Ritter’s departure and Gallagher’s announcement that he too would leave left staffers at the paper’s newsroom in McLean, Va., “shell-shocked,” according to one reporter.
The scandal has evoked comparisons with the case of former New York Times reporter Jayson Blair, whose serial fabrications led to the ouster of Times Executive Editor Howell Raines and Managing Editor Gerald Boyd last June.
But while Blair was a young reporter, Kelley was a veteran news hound, often a public voice speaking for the paper, giving it national and international cachet.

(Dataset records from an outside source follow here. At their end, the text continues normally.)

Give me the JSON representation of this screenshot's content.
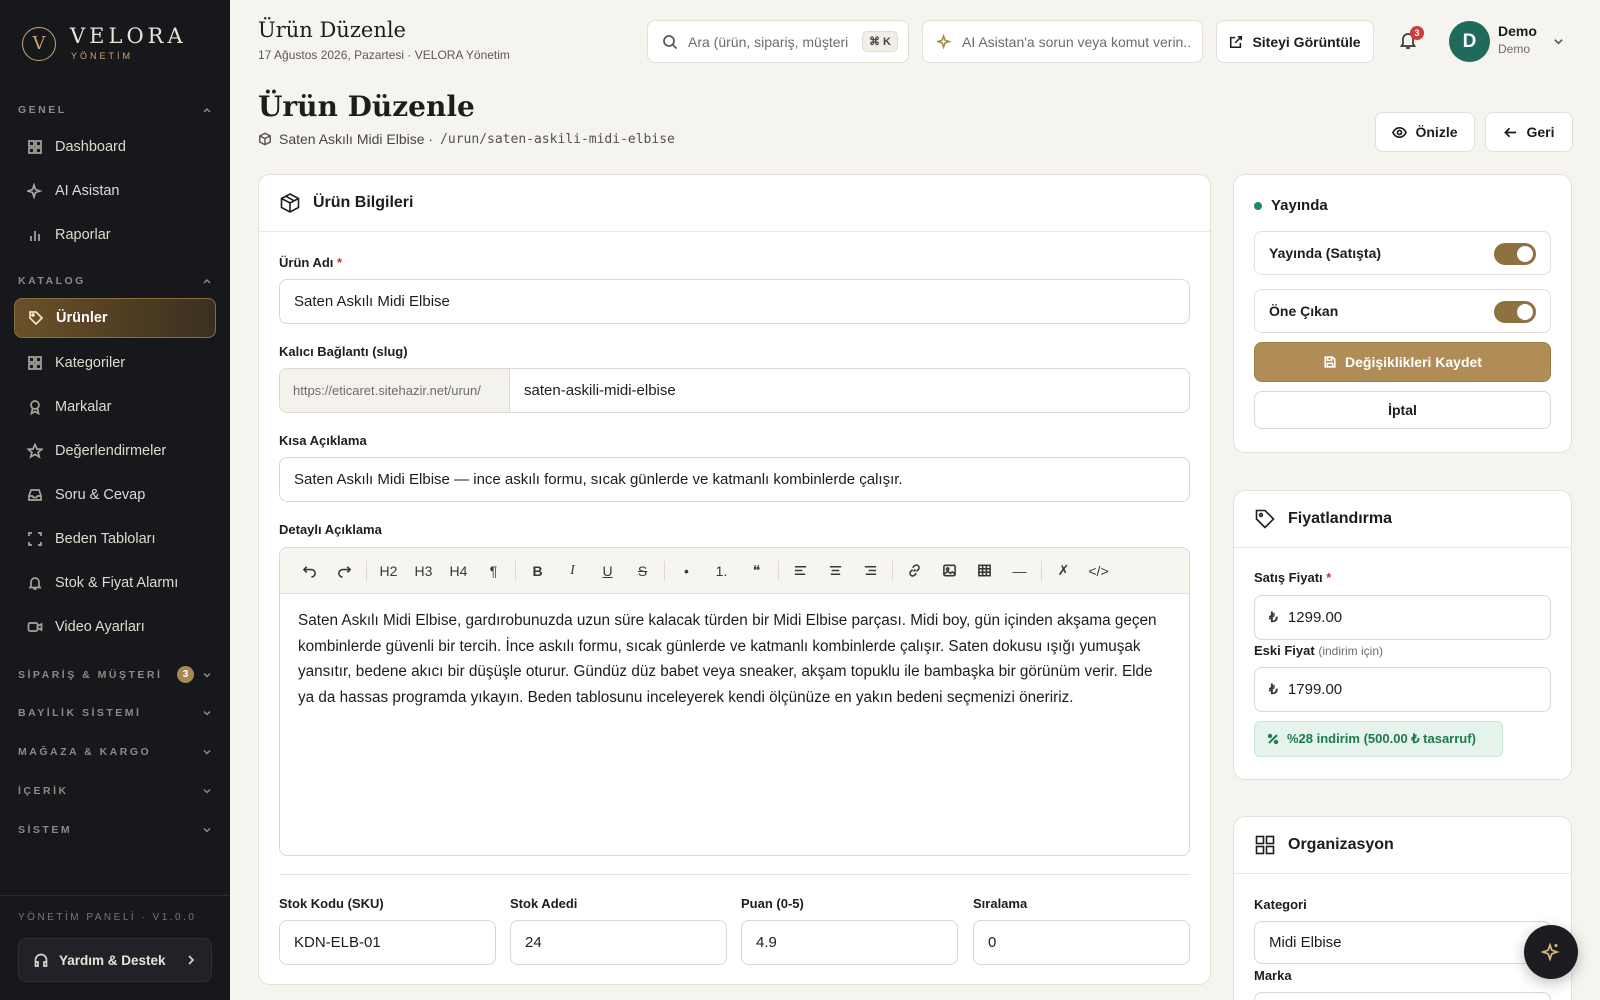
{
  "brand": {
    "mark": "V",
    "name": "VELORA",
    "sub": "YÖNETİM"
  },
  "sidebar": {
    "sections": {
      "general": "GENEL",
      "catalog": "KATALOG",
      "orders": "SİPARİŞ & MÜŞTERİ",
      "orders_badge": "3",
      "dealer": "BAYİLİK SİSTEMİ",
      "store": "MAĞAZA & KARGO",
      "content": "İÇERİK",
      "system": "SİSTEM"
    },
    "general_items": [
      {
        "label": "Dashboard",
        "icon": "grid-icon"
      },
      {
        "label": "AI Asistan",
        "icon": "sparkle-icon"
      },
      {
        "label": "Raporlar",
        "icon": "bar-chart-icon"
      }
    ],
    "catalog_items": [
      {
        "label": "Ürünler",
        "icon": "tag-icon",
        "active": true
      },
      {
        "label": "Kategoriler",
        "icon": "grid-icon"
      },
      {
        "label": "Markalar",
        "icon": "award-icon"
      },
      {
        "label": "Değerlendirmeler",
        "icon": "star-icon"
      },
      {
        "label": "Soru & Cevap",
        "icon": "inbox-icon"
      },
      {
        "label": "Beden Tabloları",
        "icon": "frame-icon"
      },
      {
        "label": "Stok & Fiyat Alarmı",
        "icon": "bell-icon"
      },
      {
        "label": "Video Ayarları",
        "icon": "video-icon"
      }
    ],
    "version": "YÖNETİM PANELİ · V1.0.0",
    "help": "Yardım & Destek"
  },
  "topbar": {
    "title": "Ürün Düzenle",
    "subtitle": "17 Ağustos 2026, Pazartesi · VELORA Yönetim",
    "search_placeholder": "Ara (ürün, sipariş, müşteri...",
    "search_kbd": "⌘ K",
    "ai_placeholder": "AI Asistan'a sorun veya komut verin...",
    "view_site": "Siteyi Görüntüle",
    "notifications": "3",
    "user_initial": "D",
    "user_name": "Demo",
    "user_role": "Demo"
  },
  "header": {
    "title": "Ürün Düzenle",
    "product_name": "Saten Askılı Midi Elbise ·",
    "path": "/urun/saten-askili-midi-elbise",
    "preview": "Önizle",
    "back": "Geri"
  },
  "product": {
    "card_title": "Ürün Bilgileri",
    "name_label": "Ürün Adı",
    "name_value": "Saten Askılı Midi Elbise",
    "slug_label": "Kalıcı Bağlantı (slug)",
    "slug_prefix": "https://eticaret.sitehazir.net/urun/",
    "slug_value": "saten-askili-midi-elbise",
    "short_label": "Kısa Açıklama",
    "short_value": "Saten Askılı Midi Elbise — ince askılı formu, sıcak günlerde ve katmanlı kombinlerde çalışır.",
    "detail_label": "Detaylı Açıklama",
    "toolbar": {
      "h2": "H2",
      "h3": "H3",
      "h4": "H4",
      "para": "¶",
      "bold": "B",
      "italic": "I",
      "underline": "U",
      "strike": "S",
      "bullet": "•",
      "ordered": "1.",
      "quote": "❝",
      "hr": "—",
      "clear": "✗",
      "code": "</>"
    },
    "detail_value": "Saten Askılı Midi Elbise, gardırobunuzda uzun süre kalacak türden bir Midi Elbise parçası. Midi boy, gün içinden akşama geçen kombinlerde güvenli bir tercih. İnce askılı formu, sıcak günlerde ve katmanlı kombinlerde çalışır. Saten dokusu ışığı yumuşak yansıtır, bedene akıcı bir düşüşle oturur. Gündüz düz babet veya sneaker, akşam topuklu ile bambaşka bir görünüm verir. Elde ya da hassas programda yıkayın. Beden tablosunu inceleyerek kendi ölçünüze en yakın bedeni seçmenizi öneririz.",
    "sku_label": "Stok Kodu (SKU)",
    "sku_value": "KDN-ELB-01",
    "stock_label": "Stok Adedi",
    "stock_value": "24",
    "rating_label": "Puan (0-5)",
    "rating_value": "4.9",
    "order_label": "Sıralama",
    "order_value": "0"
  },
  "publish": {
    "title": "Yayında",
    "on_sale": "Yayında (Satışta)",
    "featured": "Öne Çıkan",
    "save": "Değişiklikleri Kaydet",
    "cancel": "İptal"
  },
  "pricing": {
    "title": "Fiyatlandırma",
    "price_label": "Satış Fiyatı",
    "currency": "₺",
    "price_value": "1299.00",
    "old_label": "Eski Fiyat",
    "old_hint": "(indirim için)",
    "old_value": "1799.00",
    "discount": "%28 indirim (500.00 ₺ tasarruf)"
  },
  "organization": {
    "title": "Organizasyon",
    "category_label": "Kategori",
    "category_value": "Midi Elbise",
    "brand_label": "Marka"
  },
  "colors": {
    "accent": "#b08d57",
    "sidebar": "#17181c",
    "success": "#1d7a4f",
    "avatar": "#1f6a5b"
  }
}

Ultimately, that led to his and his managers’ undoing -- because, said a high-ranking national media observer familiar with the USA Today investigation who requested anonymity, “when signals came from below about Kelley, management was not predisposed to be watchful.”
The twin ethics lapses have also fueled a debate among editors around the country about the level of the public’s trust in newspapers, the source of pressures on journalists to succeed, and the ability of newspaper managers to effectively control the process.

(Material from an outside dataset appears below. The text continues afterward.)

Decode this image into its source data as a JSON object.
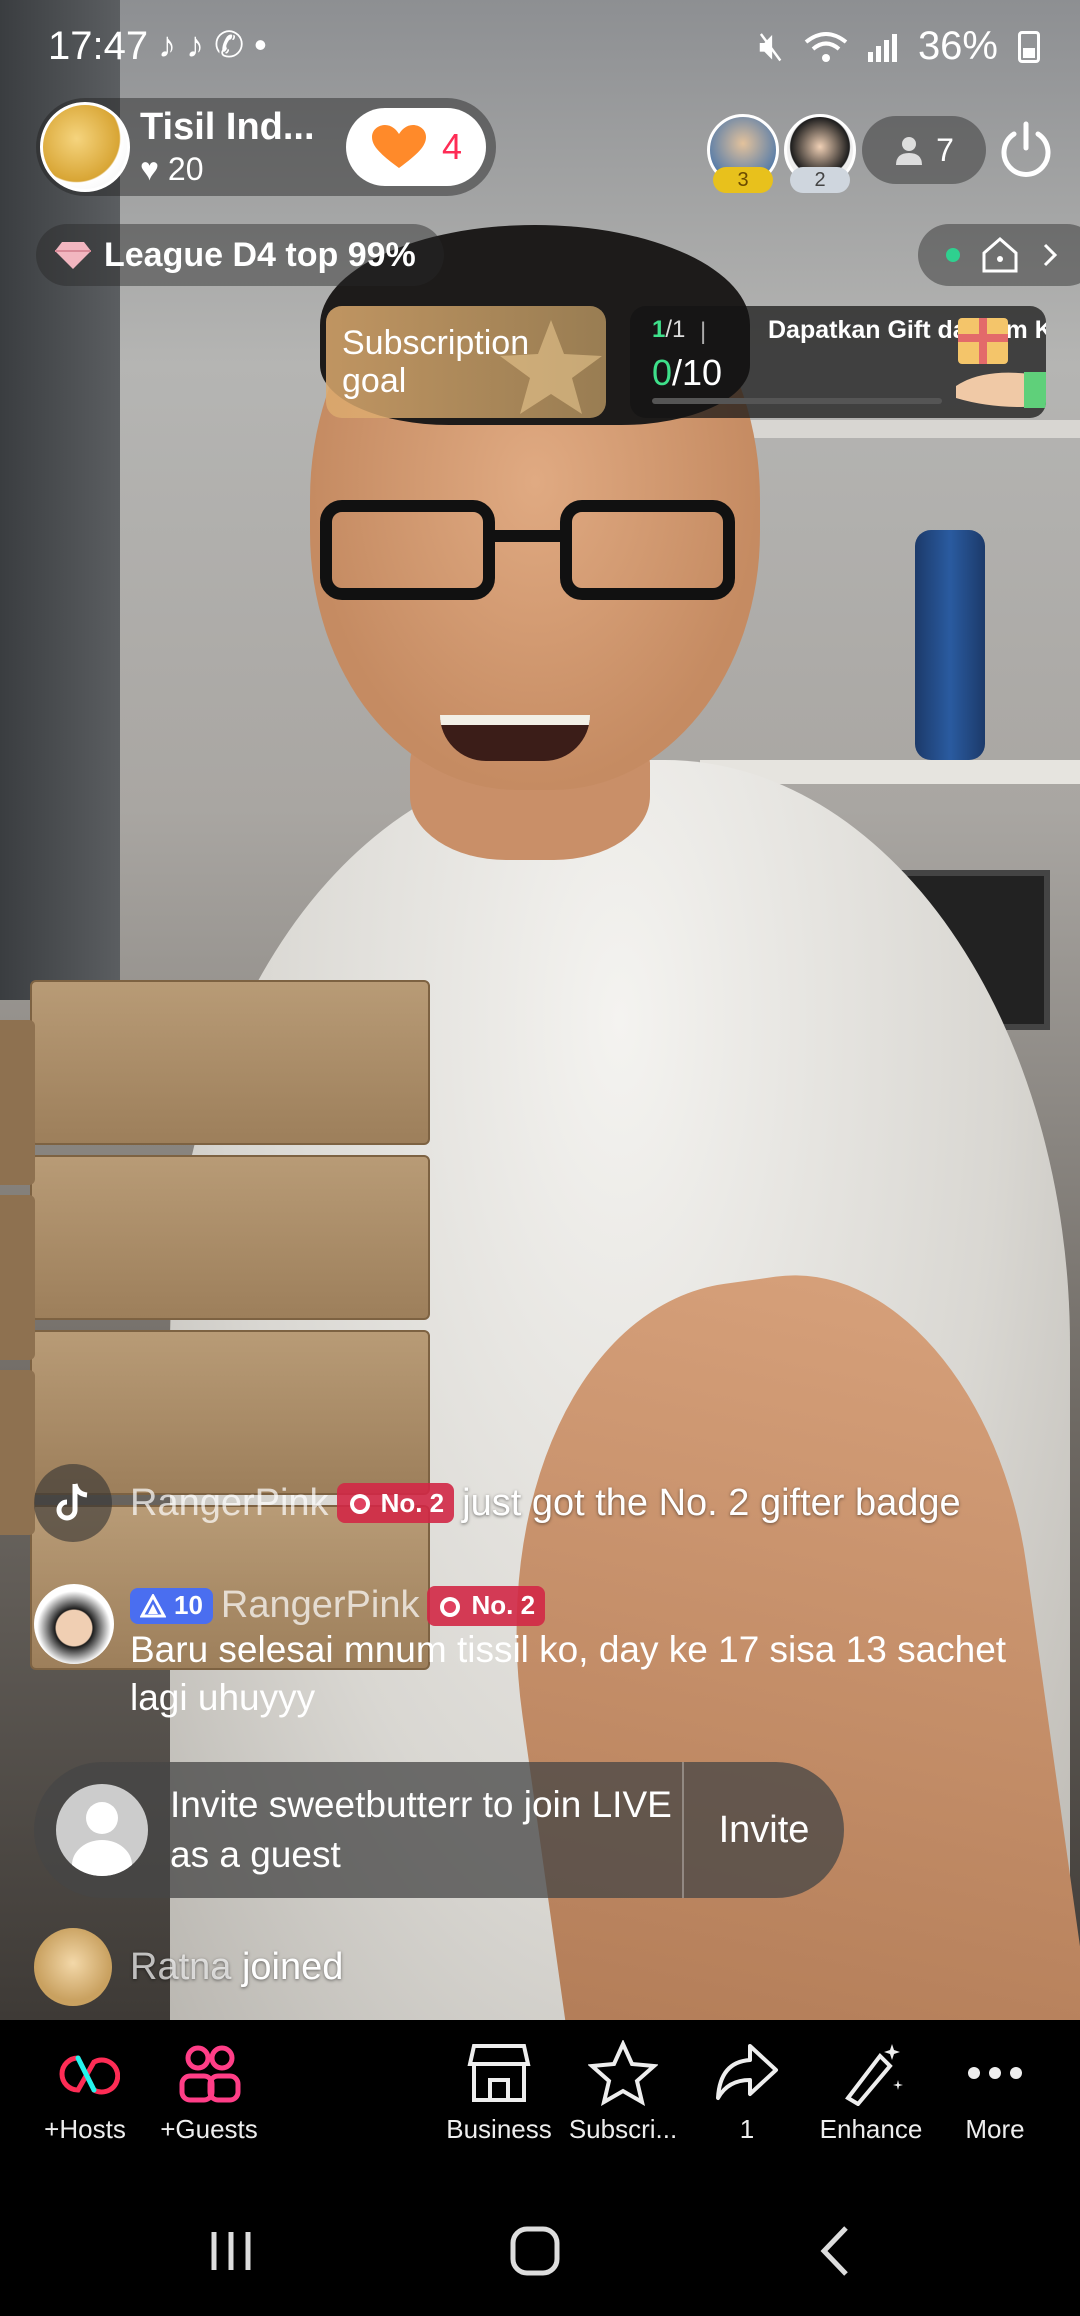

The common story line in the Kelley and Blair affairs is “a kind of go-go world in journalism where success speaks for itself, regardless of how you gain it,” said Orville Schell, dean of the Graduate School of Journalism at UC Berkeley.
“But the question is: ‘Can editors really be captains of a ship and know everything that’s going on in the minds of their sailors?’ ” Schell mused.
He was not optimistic: “We have trouble enough as parents knowing what our kids are up to,” he said.
Schell and other journalism professors said they believed that the USA Today departures, at the least, showed that top managers at the paper felt a degree of responsibility and a willingness to shoulder the blame for the acts of their subordinates, illustrating what Schell described as a “moral compass” still at play in at least some newsrooms.
“So here people were saying at USA Today, ‘There’s a problem with the system, and we’re part of the system, so we’ll move on in order for this organism to survive,’ ” said Marty Kaplan, associate dean at the Annenberg School for Communication at USC. “It’s a sad but kind of ennobling thing.”
Times staff writer Josh Getlin in New York contributed to this report.